US 12,437,673 B2
System and method for bidirectional automatic sign language translation and production
Daryl Luciano Peralta, Metro Manila (PH); Shakira Arguelles, Rizal (PH); and Williard Joshua Decena Jose, Metro Manila (PH)
Assigned to SAMSUNG ELECTRONICS CO., LTD., Gyeonggi-Do (KR)
Filed by SAMSUNG ELECTRONICS CO., LTD., Suwon-si (KR)
Filed on Jan. 26, 2023, as Appl. No. 18/101,904.
Application 18/101,904 is a continuation of application No. PCT/KR2023/000115, filed on Jan. 4, 2023.
Claims priority of application No. 12022050141 (PH), filed on Apr. 4, 2022.
Prior Publication US 2023/0316952 A1, Oct. 5, 2023
Int. Cl.
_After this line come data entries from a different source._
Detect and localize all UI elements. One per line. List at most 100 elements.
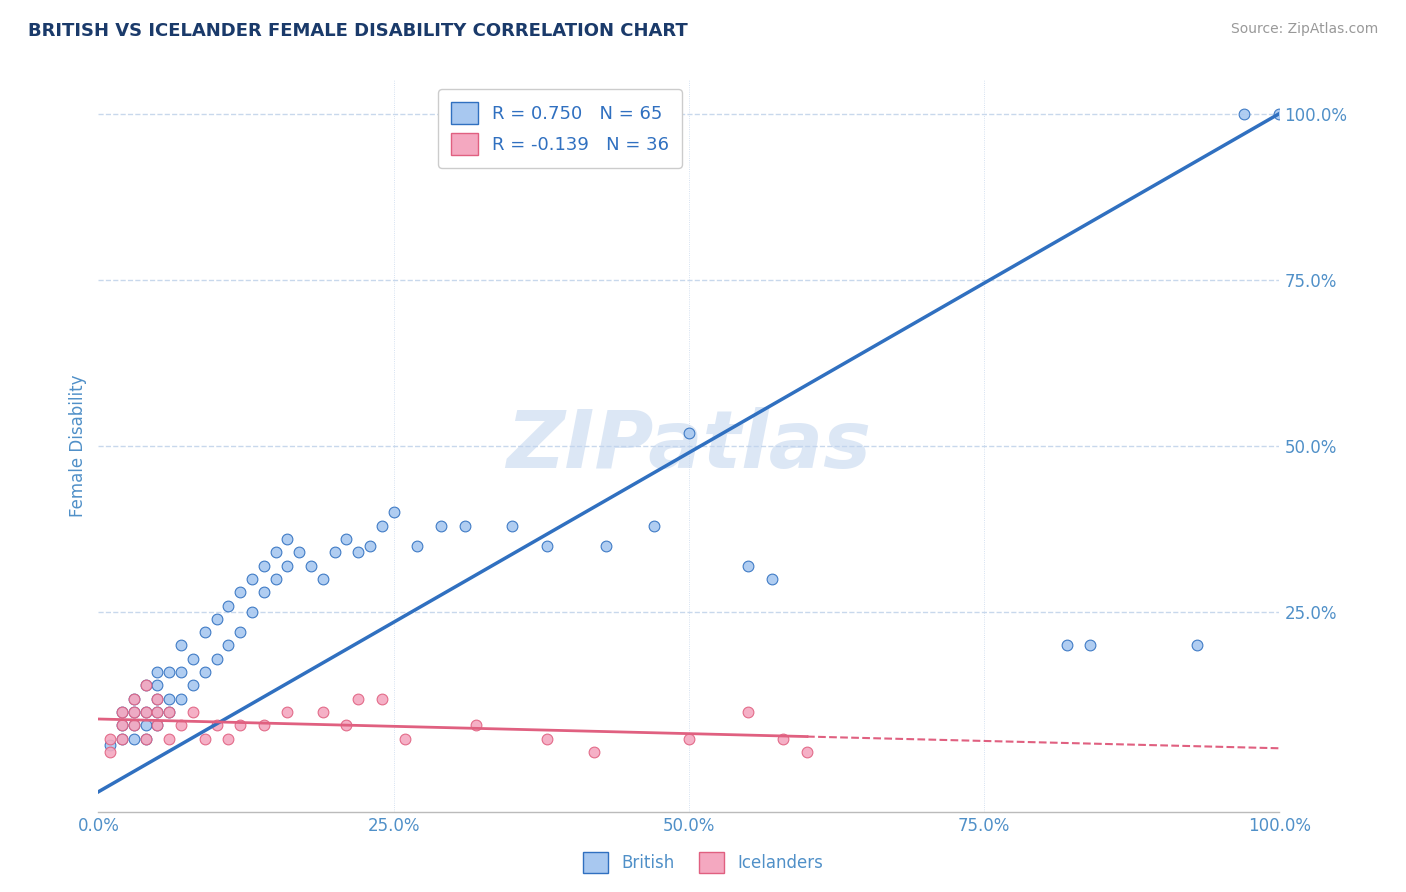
Point [170,665,193,679]
Point [643,518,665,533]
Point [453,518,475,533]
Point [146,705,169,719]
Point [583,745,606,759]
Point [170,639,193,653]
Text: ZIPatlas: ZIPatlas [506,407,872,485]
Point [536,731,558,746]
Point [111,705,134,719]
Point [430,518,453,533]
Point [595,539,617,553]
Point [111,718,134,732]
Point [394,731,416,746]
Point [312,705,335,719]
Point [737,705,759,719]
Point [772,731,794,746]
Point [264,545,287,559]
Point [122,705,145,719]
Point [371,518,394,533]
Point [347,545,370,559]
Point [406,539,429,553]
Point [122,691,145,706]
Point [146,678,169,692]
Point [205,612,228,626]
Point [157,705,180,719]
Legend: R = 0.750   N = 65, R = -0.139   N = 36: R = 0.750 N = 65, R = -0.139 N = 36 [439,89,682,168]
Point [678,731,700,746]
Point [135,705,157,719]
Point [276,532,298,546]
Point [1233,106,1256,120]
Point [122,731,145,746]
Point [205,718,228,732]
Point [761,572,783,586]
Point [382,506,405,520]
Point [170,718,193,732]
Point [253,558,276,573]
Legend: British, Icelanders: British, Icelanders [576,846,830,880]
Point [323,545,346,559]
Point [98,745,121,759]
Point [146,705,169,719]
Point [157,665,180,679]
Point [135,718,157,732]
Point [264,572,287,586]
Point [135,678,157,692]
Point [122,705,145,719]
Point [335,532,357,546]
Point [98,738,121,752]
Point [194,731,217,746]
Point [205,652,228,666]
Point [181,652,204,666]
Point [135,731,157,746]
Point [229,585,252,599]
Point [1056,639,1078,653]
Point [501,518,523,533]
Point [111,731,134,746]
Point [135,731,157,746]
Point [240,572,263,586]
Point [737,558,759,573]
Point [146,718,169,732]
Point [122,718,145,732]
Point [796,745,818,759]
Point [1080,639,1102,653]
Point [157,691,180,706]
Point [371,691,394,706]
Point [253,585,276,599]
Y-axis label: Female Disability: Female Disability [69,375,87,517]
Point [465,718,488,732]
Point [146,691,169,706]
Point [146,718,169,732]
Point [194,665,217,679]
Point [217,731,239,746]
Point [181,678,204,692]
Text: Source: ZipAtlas.com: Source: ZipAtlas.com [1230,22,1378,37]
Point [536,539,558,553]
Point [253,718,276,732]
Point [135,705,157,719]
Point [335,718,357,732]
Point [157,705,180,719]
Point [288,545,311,559]
Point [122,718,145,732]
Point [194,625,217,640]
Point [217,599,239,613]
Point [347,691,370,706]
Point [240,605,263,619]
Point [146,691,169,706]
Point [146,665,169,679]
Point [312,572,335,586]
Point [157,731,180,746]
Point [678,425,700,440]
Point [98,731,121,746]
Point [276,558,298,573]
Point [276,705,298,719]
Point [229,718,252,732]
Point [217,639,239,653]
Point [122,691,145,706]
Point [359,539,381,553]
Point [111,731,134,746]
Text: BRITISH VS ICELANDER FEMALE DISABILITY CORRELATION CHART: BRITISH VS ICELANDER FEMALE DISABILITY C… [28,22,688,40]
Point [1185,639,1208,653]
Point [135,678,157,692]
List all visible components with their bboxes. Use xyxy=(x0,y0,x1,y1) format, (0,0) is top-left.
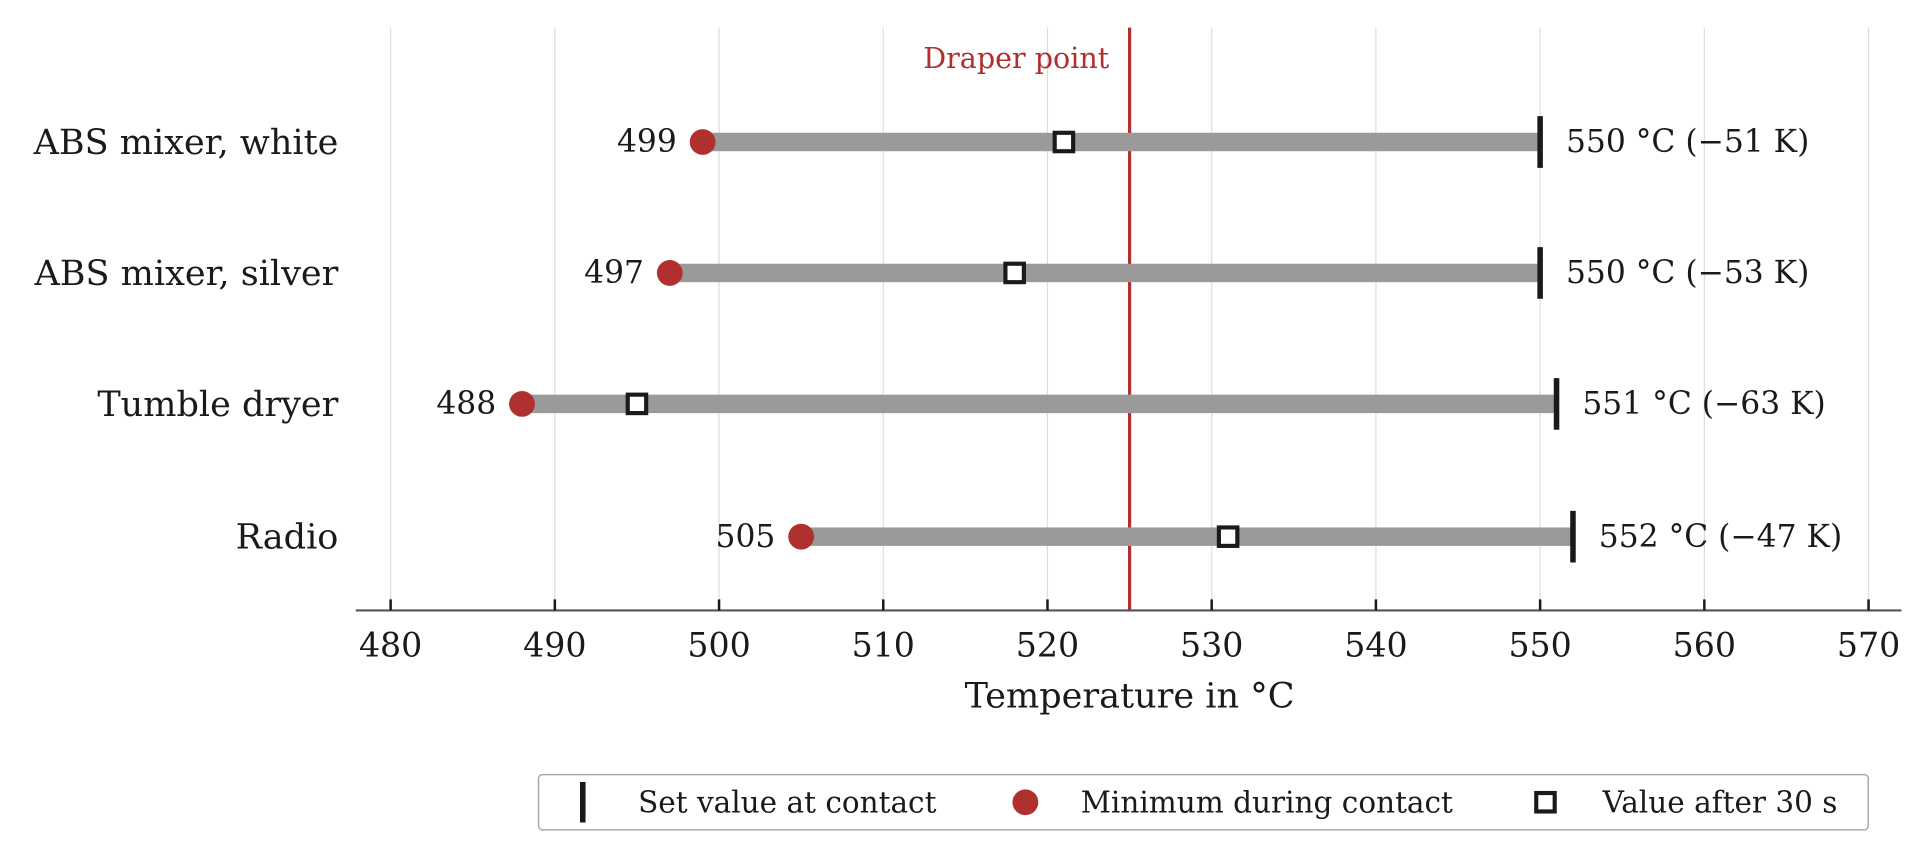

G09B 21/00 (2006.01); G06T 9/00 (2006.01); G06T 13/40 (2011.01); G10L 13/00 (2006.01)
CPC G09B 21/009 (2013.01) [G06T 9/00 (2013.01); G06T 13/40 (2013.01); G10L 13/00 (2013.01)] 6 Claims
OG exemplary drawing
 
1. A system for bidirectional automatic sign language translation and production, the system comprising:
at least one communication-capable device in communication with another communication-capable device;
at least one visual sensor disposed on the at least one communication-capable device for acquiring input visual feed;
at least one audio sensor disposed on the at least one communication-capable device for acquiring input audio feed;
at least one text interface disposed on the at one least communication-capable device for acquiring input text feed;
the at least one communication-capable device further comprising:
at least one visual display; and
at least one auditory display;
a translation block for processing the input visual feed, the translation block comprising:
an input processing module;
a frame encoder in communication with the input processing module;
a sequence encoder in communication with the frame encoder;
a word-level decoder in communication with the sequence encoder;
a sentence-level decoder in communication with the sequence encoder;
a text-to-speech module in communication with the sentence-level decoder; and
a first output processor in communication with the word-level decoder, the sentence-level decoder, and the text-to-speech module;
a production block for processing the audio feed and text feed, the production block comprising:
a speech recognition module;
an input processor in communication with the speech recognition module;
an input-to-pose generator in communication with the input processor the input-to-pose genera of figured to e f poses;
a pose sequence buffer in communication with the input-to-pose generator, the pose sequence buffer being configured to store the sequence of poses, check when the pose sequence buffer is empty, and generate an end-of-pose signal indicating an end of the sequence of poses in the pose sequence buffer; and
a second output processor in communication with the pose sequence buffer to receive the sequence of poses, the second output processor being configured to receive the end-of-pose signal;
wherein a production model in the production block and a translation model in the translation block are trained simultaneously by machine learning methods.